Abstract Laser polishing of polycrystalline diamond coatings was up to now investigated by the use of nanosecond-lasers or femtosecond–lasers. We investigate polishing diamond coatings by the use of a picosecond-laser (ps-laser) to combine a high removal rate with an interaction time in the range of the free time between lattice collisions to prohibit heating up of the sample and thereby the formation of graphite. Polycrystalline CVD-diamond coatings are deposited by a laser based plasma CVD process. 10 µm thick diamond coatings with an initial surface roughness Sa of 1.85 µm are deposited on tungsten carbide substrates (6% Co). The ps-laser TruMicro 5050 with a wavelength of 515 nm was used under an inclination angle of 80°. The coating is analyzed by laser scanning microscopy, scanning electron microscopy and Raman spectrometry. High ablation rates are possible, but quickly lead to a formation of indentations in case of working in the focus of the laser beam.
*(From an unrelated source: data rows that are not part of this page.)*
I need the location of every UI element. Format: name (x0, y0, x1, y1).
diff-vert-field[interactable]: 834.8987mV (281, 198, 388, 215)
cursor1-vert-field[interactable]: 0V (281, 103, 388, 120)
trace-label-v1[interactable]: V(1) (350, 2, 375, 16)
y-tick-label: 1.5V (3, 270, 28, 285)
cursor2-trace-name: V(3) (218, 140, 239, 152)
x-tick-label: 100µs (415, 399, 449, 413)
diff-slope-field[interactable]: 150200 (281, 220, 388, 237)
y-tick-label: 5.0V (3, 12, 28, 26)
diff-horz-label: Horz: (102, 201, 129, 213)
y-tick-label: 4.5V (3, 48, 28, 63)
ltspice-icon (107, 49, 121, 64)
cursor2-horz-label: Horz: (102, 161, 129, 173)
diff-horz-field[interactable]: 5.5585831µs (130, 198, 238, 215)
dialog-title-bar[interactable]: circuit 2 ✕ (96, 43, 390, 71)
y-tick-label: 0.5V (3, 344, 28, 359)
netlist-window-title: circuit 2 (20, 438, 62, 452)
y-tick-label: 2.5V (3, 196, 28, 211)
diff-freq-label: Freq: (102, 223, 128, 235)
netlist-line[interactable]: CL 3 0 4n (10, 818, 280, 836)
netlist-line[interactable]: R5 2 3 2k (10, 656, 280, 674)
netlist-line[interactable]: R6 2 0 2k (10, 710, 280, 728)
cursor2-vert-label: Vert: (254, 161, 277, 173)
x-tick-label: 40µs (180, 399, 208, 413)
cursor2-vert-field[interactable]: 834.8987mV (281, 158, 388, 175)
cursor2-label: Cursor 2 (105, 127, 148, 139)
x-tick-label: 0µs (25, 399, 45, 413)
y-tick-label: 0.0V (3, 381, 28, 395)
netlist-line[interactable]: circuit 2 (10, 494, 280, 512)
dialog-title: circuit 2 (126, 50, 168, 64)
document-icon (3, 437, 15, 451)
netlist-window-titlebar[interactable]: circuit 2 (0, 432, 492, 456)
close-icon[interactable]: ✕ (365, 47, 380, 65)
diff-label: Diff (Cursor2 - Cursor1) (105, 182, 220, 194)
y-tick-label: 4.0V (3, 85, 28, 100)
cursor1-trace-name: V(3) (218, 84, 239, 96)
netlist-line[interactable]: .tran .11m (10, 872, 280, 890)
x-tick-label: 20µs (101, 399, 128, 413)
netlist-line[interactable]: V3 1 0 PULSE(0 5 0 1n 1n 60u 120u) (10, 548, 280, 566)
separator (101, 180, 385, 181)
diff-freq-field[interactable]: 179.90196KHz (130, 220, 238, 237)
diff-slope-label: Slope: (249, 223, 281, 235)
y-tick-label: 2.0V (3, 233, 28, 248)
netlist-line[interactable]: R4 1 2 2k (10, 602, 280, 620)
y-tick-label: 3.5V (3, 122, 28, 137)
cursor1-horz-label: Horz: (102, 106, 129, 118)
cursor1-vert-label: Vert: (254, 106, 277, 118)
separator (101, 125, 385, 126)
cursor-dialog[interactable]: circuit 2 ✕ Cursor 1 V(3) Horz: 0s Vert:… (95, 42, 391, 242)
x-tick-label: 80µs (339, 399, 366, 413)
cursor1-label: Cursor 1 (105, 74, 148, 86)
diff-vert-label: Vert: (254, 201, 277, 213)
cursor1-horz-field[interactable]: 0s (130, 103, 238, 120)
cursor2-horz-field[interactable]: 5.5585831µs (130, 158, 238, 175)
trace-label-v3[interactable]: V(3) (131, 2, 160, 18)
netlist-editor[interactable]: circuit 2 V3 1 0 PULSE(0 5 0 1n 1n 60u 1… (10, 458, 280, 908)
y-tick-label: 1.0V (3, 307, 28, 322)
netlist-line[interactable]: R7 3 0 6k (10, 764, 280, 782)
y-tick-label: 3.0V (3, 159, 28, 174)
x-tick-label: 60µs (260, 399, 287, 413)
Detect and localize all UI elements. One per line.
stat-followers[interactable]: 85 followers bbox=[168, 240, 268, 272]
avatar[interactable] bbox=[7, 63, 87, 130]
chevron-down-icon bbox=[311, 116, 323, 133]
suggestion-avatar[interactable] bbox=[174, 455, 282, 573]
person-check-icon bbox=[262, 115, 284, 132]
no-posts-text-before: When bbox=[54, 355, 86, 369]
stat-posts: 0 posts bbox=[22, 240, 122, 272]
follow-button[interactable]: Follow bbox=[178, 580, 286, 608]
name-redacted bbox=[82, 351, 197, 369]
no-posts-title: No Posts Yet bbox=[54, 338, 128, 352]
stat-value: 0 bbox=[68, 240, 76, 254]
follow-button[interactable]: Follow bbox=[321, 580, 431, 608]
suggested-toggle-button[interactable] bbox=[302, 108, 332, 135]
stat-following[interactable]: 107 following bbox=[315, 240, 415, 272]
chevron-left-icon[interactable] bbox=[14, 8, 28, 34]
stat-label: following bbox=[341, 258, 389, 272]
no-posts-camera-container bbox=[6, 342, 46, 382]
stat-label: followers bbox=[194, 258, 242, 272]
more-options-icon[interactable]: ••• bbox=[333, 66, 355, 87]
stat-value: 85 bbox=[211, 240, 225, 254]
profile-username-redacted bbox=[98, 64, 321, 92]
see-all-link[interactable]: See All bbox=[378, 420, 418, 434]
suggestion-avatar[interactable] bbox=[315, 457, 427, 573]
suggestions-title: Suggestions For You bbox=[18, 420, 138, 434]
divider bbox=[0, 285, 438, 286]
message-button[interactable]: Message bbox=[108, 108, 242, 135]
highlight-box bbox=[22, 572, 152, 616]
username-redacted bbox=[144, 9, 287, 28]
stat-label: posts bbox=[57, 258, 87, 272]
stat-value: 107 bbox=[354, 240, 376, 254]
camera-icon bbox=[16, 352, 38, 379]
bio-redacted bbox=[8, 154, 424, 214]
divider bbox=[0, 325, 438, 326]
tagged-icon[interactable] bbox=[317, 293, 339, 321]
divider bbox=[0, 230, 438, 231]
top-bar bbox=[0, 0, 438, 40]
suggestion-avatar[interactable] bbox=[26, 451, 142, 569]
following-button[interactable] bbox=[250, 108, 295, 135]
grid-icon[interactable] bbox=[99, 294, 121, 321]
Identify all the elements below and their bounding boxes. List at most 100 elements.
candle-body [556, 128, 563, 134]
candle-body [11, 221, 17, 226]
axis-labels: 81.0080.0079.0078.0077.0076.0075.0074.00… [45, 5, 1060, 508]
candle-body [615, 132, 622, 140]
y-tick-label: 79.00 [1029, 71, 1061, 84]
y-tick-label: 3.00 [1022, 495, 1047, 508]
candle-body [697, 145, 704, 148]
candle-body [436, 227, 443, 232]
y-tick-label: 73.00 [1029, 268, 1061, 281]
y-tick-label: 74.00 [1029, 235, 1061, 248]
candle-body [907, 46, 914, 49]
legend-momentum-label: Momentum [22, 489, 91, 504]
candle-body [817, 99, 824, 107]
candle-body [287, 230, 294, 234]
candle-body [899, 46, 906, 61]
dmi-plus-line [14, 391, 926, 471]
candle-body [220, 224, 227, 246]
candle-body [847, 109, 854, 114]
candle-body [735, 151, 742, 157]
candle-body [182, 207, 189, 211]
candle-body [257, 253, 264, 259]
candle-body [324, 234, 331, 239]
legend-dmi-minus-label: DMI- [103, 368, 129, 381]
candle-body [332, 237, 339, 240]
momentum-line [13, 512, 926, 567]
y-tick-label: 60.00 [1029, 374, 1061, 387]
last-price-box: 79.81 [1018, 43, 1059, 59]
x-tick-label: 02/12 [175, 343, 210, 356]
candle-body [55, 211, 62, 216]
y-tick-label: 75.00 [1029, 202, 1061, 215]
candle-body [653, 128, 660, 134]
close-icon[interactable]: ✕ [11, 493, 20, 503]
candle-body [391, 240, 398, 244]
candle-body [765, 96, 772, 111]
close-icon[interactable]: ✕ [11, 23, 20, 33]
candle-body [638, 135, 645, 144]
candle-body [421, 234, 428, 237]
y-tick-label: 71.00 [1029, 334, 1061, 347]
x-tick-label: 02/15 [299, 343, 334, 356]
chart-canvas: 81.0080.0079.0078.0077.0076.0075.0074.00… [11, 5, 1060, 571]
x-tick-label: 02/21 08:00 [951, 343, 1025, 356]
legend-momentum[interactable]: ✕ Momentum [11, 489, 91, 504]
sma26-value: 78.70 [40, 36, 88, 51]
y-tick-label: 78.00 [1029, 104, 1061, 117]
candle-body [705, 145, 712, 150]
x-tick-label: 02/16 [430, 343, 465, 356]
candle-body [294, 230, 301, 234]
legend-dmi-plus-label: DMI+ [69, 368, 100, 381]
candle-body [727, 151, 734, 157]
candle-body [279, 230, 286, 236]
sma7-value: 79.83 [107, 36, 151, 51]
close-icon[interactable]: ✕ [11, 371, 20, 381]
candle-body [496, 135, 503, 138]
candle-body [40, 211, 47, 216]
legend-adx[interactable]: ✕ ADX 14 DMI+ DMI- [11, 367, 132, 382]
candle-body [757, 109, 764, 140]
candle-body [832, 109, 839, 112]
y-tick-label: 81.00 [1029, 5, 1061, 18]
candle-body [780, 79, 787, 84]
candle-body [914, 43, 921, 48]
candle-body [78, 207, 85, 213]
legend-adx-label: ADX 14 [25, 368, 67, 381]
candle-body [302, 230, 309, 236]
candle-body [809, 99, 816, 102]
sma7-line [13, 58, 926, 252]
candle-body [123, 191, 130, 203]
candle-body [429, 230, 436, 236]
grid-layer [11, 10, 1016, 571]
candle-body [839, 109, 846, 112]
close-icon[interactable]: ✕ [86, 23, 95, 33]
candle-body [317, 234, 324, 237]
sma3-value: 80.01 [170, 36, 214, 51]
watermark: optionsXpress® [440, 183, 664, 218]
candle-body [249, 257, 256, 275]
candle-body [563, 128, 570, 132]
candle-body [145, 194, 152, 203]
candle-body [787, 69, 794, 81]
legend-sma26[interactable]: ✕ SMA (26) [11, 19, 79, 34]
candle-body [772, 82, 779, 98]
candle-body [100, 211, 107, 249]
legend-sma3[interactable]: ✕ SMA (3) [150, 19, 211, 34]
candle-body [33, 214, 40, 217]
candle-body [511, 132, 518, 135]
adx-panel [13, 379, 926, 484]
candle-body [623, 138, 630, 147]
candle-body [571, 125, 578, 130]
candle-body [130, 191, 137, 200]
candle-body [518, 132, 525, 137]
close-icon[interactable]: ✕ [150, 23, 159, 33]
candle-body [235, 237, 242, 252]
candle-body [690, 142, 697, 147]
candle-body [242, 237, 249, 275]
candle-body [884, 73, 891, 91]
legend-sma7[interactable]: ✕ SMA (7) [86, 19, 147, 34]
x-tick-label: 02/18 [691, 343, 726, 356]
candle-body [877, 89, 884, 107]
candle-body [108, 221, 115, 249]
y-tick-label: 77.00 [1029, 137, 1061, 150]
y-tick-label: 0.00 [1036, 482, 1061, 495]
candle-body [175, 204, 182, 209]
Therefore the laser was used 4.5 mm defocused which enables polishing a track width of 600 µm. The surface roughness could be reduced by 59% from 1.85 µm to 0.76 µm. By rotating the sample three times by 90° the roughness could be further reduced to 0.51 µm, which means a relative reduction of 72%. The results of Raman spectroscopy showed that diamond coatings can be polished by a ps-laser without the formation of graphite.